When a CBRS device (CBSD) is installed, the following information is required:
Latitude & Longitude
Height (above ground level in meters)
This information must be accurate in order to ensure a spectrum grant request is correctly submitted. Failure to enter the correct information can result in the grant not being authorized.
CBRS requires accurate geolocation information (in decimal degrees format) for all devices in order to determine what frequencies and power settings are available.
If the values are too far off it can result in the device (typically an RN) not being recognized as located in an area that supports CBRS. This will prevent the RN from coming up correctly.
A common mistake is to forget a minus sign on the longitude.
For example, the first coordinates below are for Milpitas, CA and would allow a CBRS RN to come up and connect to a BN.
Milpitas, CA: 37.41163586011681, -121.91621993101295
If the minus sign is dropped, the system will come up as if it was located in China, which is not a supported CBRS operations area. Therefore, the RN will not be able to receive a grant and operate
Shandong, China: 37.41163586011681, 121.91621993101295
CBRS equipment must be installed by an engineer who has passed CPI certification training.
This entitles the engineer to use an ID and public key certificate to authenticate themselves as the engineer of record approving an installation.
A CPI must either physically install the CBSD themself or take responsibility for the accuracy of data entered by another installer.
G1 supports Google and Federated Wireless.
Getting an FCC OR-ID CBRS configuration of a Tarana network requires an ID from the SAS used (FCC OR-ID) issued by the SAS to the operator and uniquely identifies the operator and its equipment within that SAS.
Changing SAS will require the operator to get a new ID.
A SAS issues a grant to CBRS devices.
The grant includes the allowed power level (EIRP), frequency, and channel width.
These values are subject to what the SAS permits and are based on location of the device.
The assignment of a grant is solely at the discretion of the SAS.
The grant from the SAS will include the allowed EIRP, the frequency, and channel width on a per-carrier basis.
The following diagram shows the process of a device requesting a grant, receiving the grant, and receiving authorization.
A device must successfully complete each step before it can transmit.
Coordinated Periodic Activities among SAS’s (CPAS) is a daily activity in which all SAS operators: Synchronize data with each other Retrieve latest data from the FCC and WinnForum databases
Reallocate resources among CBSDs Recalculate DPA move lists CPAS occurs between 7 am UTC - 10 am UTC each day.

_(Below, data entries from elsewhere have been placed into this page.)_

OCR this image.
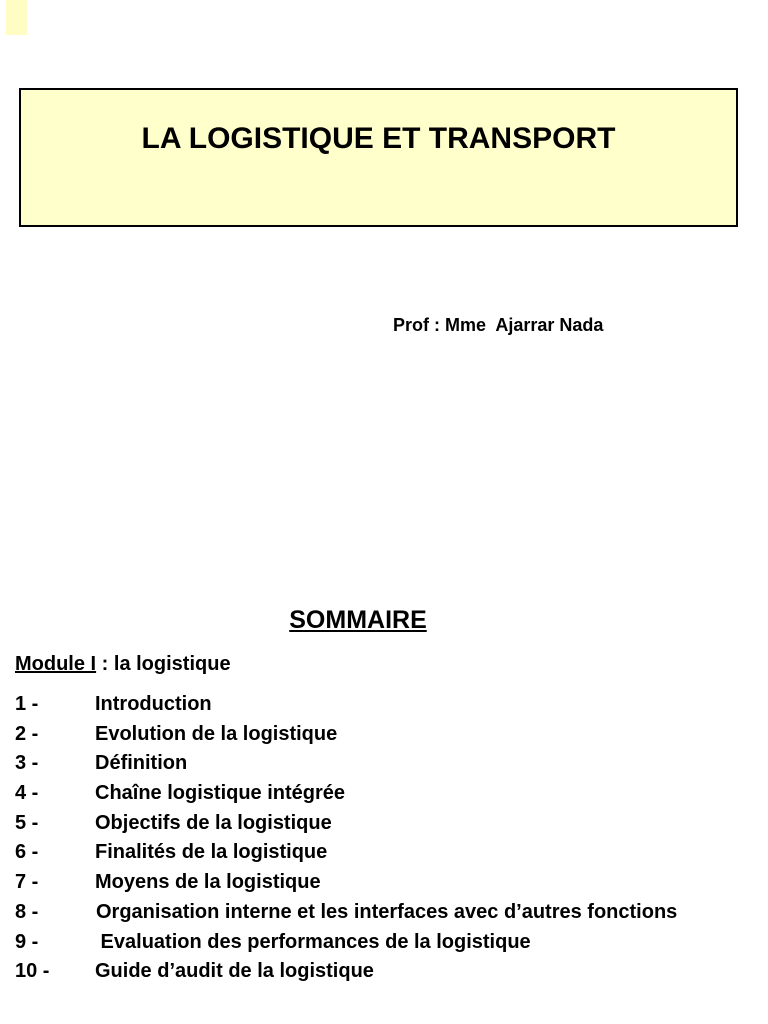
LA LOGISTIQUE ET TRANSPORT
Prof : Mme  Ajarrar Nada
SOMMAIRE
Module I : la logistique
1 -	Introduction
2 -	Evolution de la logistique
3 -	Définition
4 -	Chaîne logistique intégrée
5 -	Objectifs de la logistique
6 -	Finalités de la logistique
7 -	Moyens de la logistique
8 -	Organisation interne et les interfaces avec d’autres fonctions
9 -	Evaluation des performances de la logistique
10 - Guide d’audit de la logistique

During CPAS, the SAS cannot issue new grants, therefore it’s recommended to do maintenance before CPAS.
Once CPAS is complete, the SAS notifies CBSDs of any required changes.
A Dynamic Protection Area (DPA) is a geographic exclusion zone that defines an area where an incumbent is operating that must be protected.
Activating a DPA will cause any other CBSDs (PAL or GAA) deemed to be potentially interfering to have their grants suspended.
The CBSD’s grant will be suspended until the DPA is deactivated.
Verify the latitude and longitude of the RN is correct and a location where CBRS operation is supported.
Check and make sure the FCC OR-ID value matches what was provided by your SAS.
Ensure the device is not in an active DPA If these values are correct, contact your SAS to verify spectrum grants are available for your area.
Depending on timing, it is possible a grant or authorization must wait until after CPAS has occurred, i.e., 10 am UTC.